Let $f$ be a function $f:R^n -> R^n$ which is differentially continuous. Moreover, it is given that in the origin: $D_f(0)=Id$, which is the identity function.
I need to prove that around the origin, there exist $A,B>0$ that satisfy: $$A||x-y|| \le ||f(x)-f(y)|| \le B||x-y||$$
I tried to maybe somehow use the Implicit Function Theorem, but no luck yet.
If someone could give me a hint or some direction, it will be very appreciated.
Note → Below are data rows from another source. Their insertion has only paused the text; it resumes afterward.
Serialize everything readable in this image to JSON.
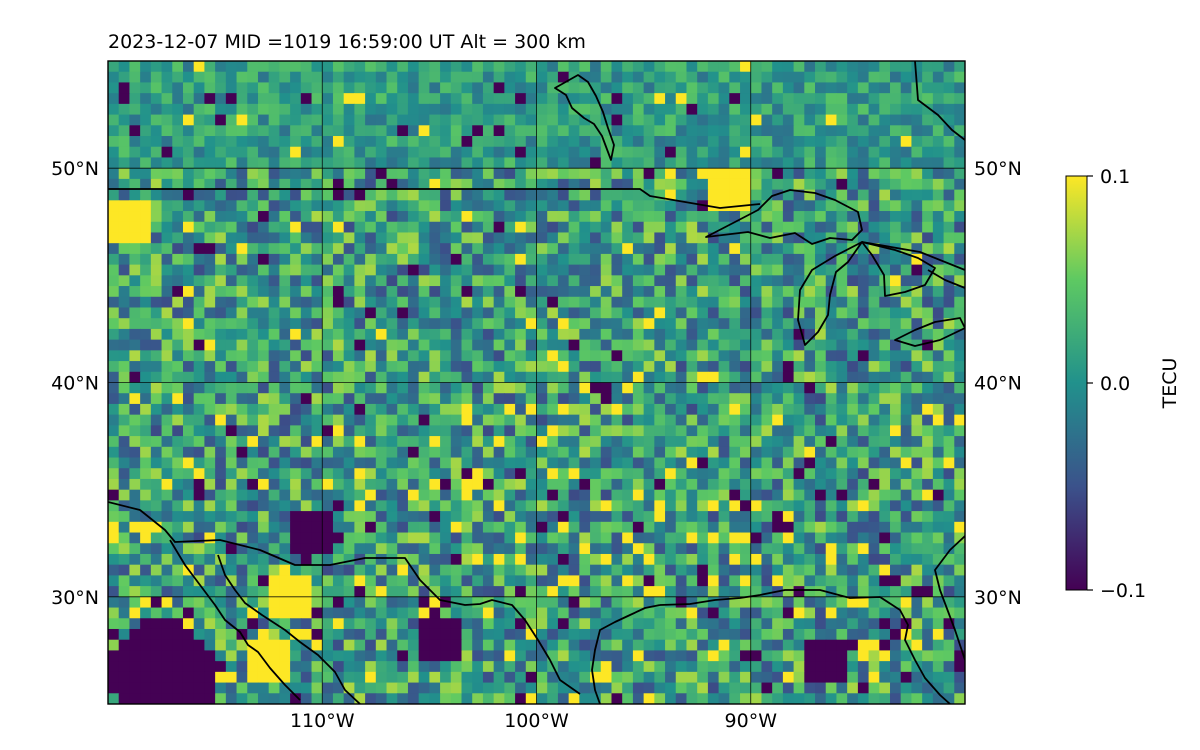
{
  "chart_data": {
    "type": "heatmap",
    "title": "2023-12-07  MID =1019    16:59:00  UT  Alt = 300 km",
    "x_ticks": [
      "110°W",
      "100°W",
      "90°W"
    ],
    "x_tick_values": [
      -110,
      -100,
      -90
    ],
    "y_ticks_left": [
      "50°N",
      "40°N",
      "30°N"
    ],
    "y_ticks_right": [
      "50°N",
      "40°N",
      "30°N"
    ],
    "y_tick_values": [
      50,
      40,
      30
    ],
    "xlim": [
      -120,
      -80
    ],
    "ylim": [
      25,
      55
    ],
    "grid": true,
    "colorbar": {
      "label": "TECU",
      "ticks": [
        "0.1",
        "0.0",
        "−0.1"
      ],
      "tick_values": [
        0.1,
        0.0,
        -0.1
      ],
      "range": [
        -0.1,
        0.1
      ],
      "colormap": "viridis",
      "colors": [
        "#440154",
        "#3b528b",
        "#21918c",
        "#5ec962",
        "#fde725"
      ]
    },
    "grid_resolution_deg": 0.5,
    "background_value": 0.01,
    "features": [
      {
        "kind": "strong negative anomaly",
        "lon": -117.5,
        "lat": 26.5,
        "value": -0.1
      },
      {
        "kind": "negative anomaly",
        "lon": -110.5,
        "lat": 33.0,
        "value": -0.1
      },
      {
        "kind": "negative anomaly",
        "lon": -104.5,
        "lat": 28.0,
        "value": -0.1
      },
      {
        "kind": "negative anomaly",
        "lon": -86.5,
        "lat": 27.0,
        "value": -0.1
      },
      {
        "kind": "positive anomaly",
        "lon": -112.5,
        "lat": 27.0,
        "value": 0.1
      },
      {
        "kind": "positive anomaly",
        "lon": -111.5,
        "lat": 30.0,
        "value": 0.1
      },
      {
        "kind": "positive anomaly",
        "lon": -91.0,
        "lat": 49.0,
        "value": 0.1
      },
      {
        "kind": "positive anomaly",
        "lon": -119.0,
        "lat": 47.5,
        "value": 0.1
      }
    ]
  }
}
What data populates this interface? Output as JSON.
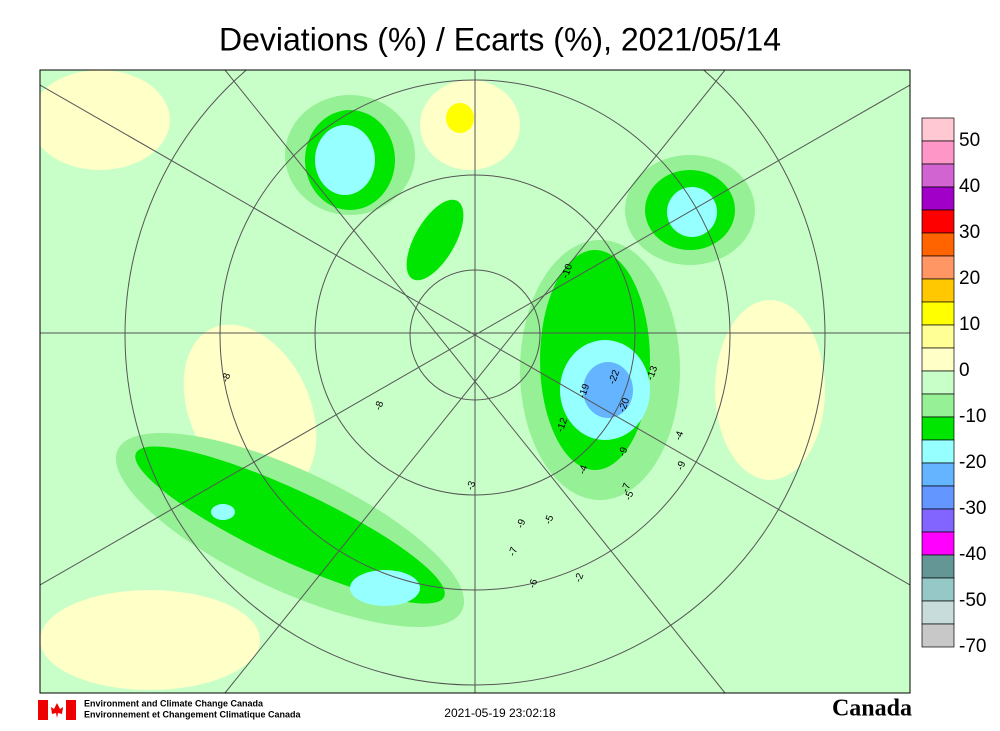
{
  "header": {
    "title": "Deviations (%) / Ecarts (%), 2021/05/14"
  },
  "legend": {
    "colors": [
      "#ffc8d2",
      "#ff96c8",
      "#d264d2",
      "#a000c8",
      "#ff0000",
      "#ff6400",
      "#ff9664",
      "#ffc800",
      "#ffff00",
      "#ffff96",
      "#ffffc8",
      "#c8ffc8",
      "#96f096",
      "#00e600",
      "#96ffff",
      "#64b4ff",
      "#6496ff",
      "#8264ff",
      "#ff00ff",
      "#649696",
      "#96c8c8",
      "#c8dcdc",
      "#c8c8c8"
    ],
    "labels": [
      "50",
      "40",
      "30",
      "20",
      "10",
      "0",
      "-10",
      "-20",
      "-30",
      "-40",
      "-50",
      "-70"
    ]
  },
  "stations": [
    "-22",
    "-20",
    "-19",
    "-13",
    "-12",
    "-10",
    "-9",
    "-9",
    "-7",
    "-7",
    "-6",
    "-5",
    "-5",
    "-4",
    "-4",
    "-3",
    "-2",
    "-8",
    "-9",
    "-8"
  ],
  "footer": {
    "agency_en": "Environment and Climate Change Canada",
    "agency_fr": "Environnement et Changement Climatique Canada",
    "timestamp": "2021-05-19 23:02:18",
    "wordmark": "Canada"
  }
}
By the Inverse Function Theorem, there exists two open sets $U$ and $V$ such that $0\in U$, $f(U)=V$ and the restriction $f:U \to V$ is a diffeomorphism. Let $\varepsilon$ be a positive real number such that the closed ball $\overline{B_\varepsilon(0)}$ is included in $U$. Recall that the norm of $||\cdot||$ of $\mathbb{R}^n$ induces a norm on the vector space $\mathbb{R}^{n\times n}$ of real matrices of size $n\times n$ defined by $$ ||A||=\sup\{||Ax||:||x||=1\}, $$ for every $A$ in $\mathbb{R}^{n\times n}$. The main property of this induced norm is the inequality $||Ax||\leq ||A||.||x||$, which holds for every matrix $A$ and every vector $x$. Now, the functions $\Phi:\xi\in\overline{B_\varepsilon(0)}\mapsto Df(\xi)\in \mathbb{R}^{n\times n}$ and $\Psi:\xi\in \overline{B_\varepsilon(0)}\mapsto Df^{-1}(f(\xi))\in \mathbb{R}^{n\times n}$ are continuous and they are defined on a compact space. So there exists positive real numbers $A$ and $C$ such that $$ ||\Phi(\xi)||=||Df(\xi)||\leq A \quad\text{ and }\quad ||\Psi(\xi)||=||Df^{-1}(f(\xi))||\leq C, $$ for every $\xi$ in $\overline{B_\varepsilon(0)}$. Now, let $x$ and $y$ be different points in $B_\varepsilon(0)$. By the Mean Value Theorem for Several Variables (if you do not know this version let me know and I will add the details), there exists $\xi$ in the segment between $x$ and $y$ such that $$ f(x)-f(y)=Df(\xi).(x-y) $$ And we know that $$ ||Df(\xi).(x-y)||\leq ||Df(\xi)||.||x-y||\leq A||x-y|| $$ and $$ ||x-y||=||Df^{-1}(f(\xi)).Df(\xi).(x-y)||\leq ||Df^{-1}(f(\xi))||.||Df(\xi).(x-y)||\leq C||Df(\xi).(x-y)||, $$ so $\frac{1}{C}||x-y||\leq ||Df(\xi).(x-y)||$. If we set $B=\frac{1}{C}$, it follows that $$ B||x-y||\leq ||f(x)-f(y)|| \leq A||x-y||, $$ for every $x$ and $y$ in $B_\epsilon(0)$.
Note that we only need $Df(0)$ to be invertible.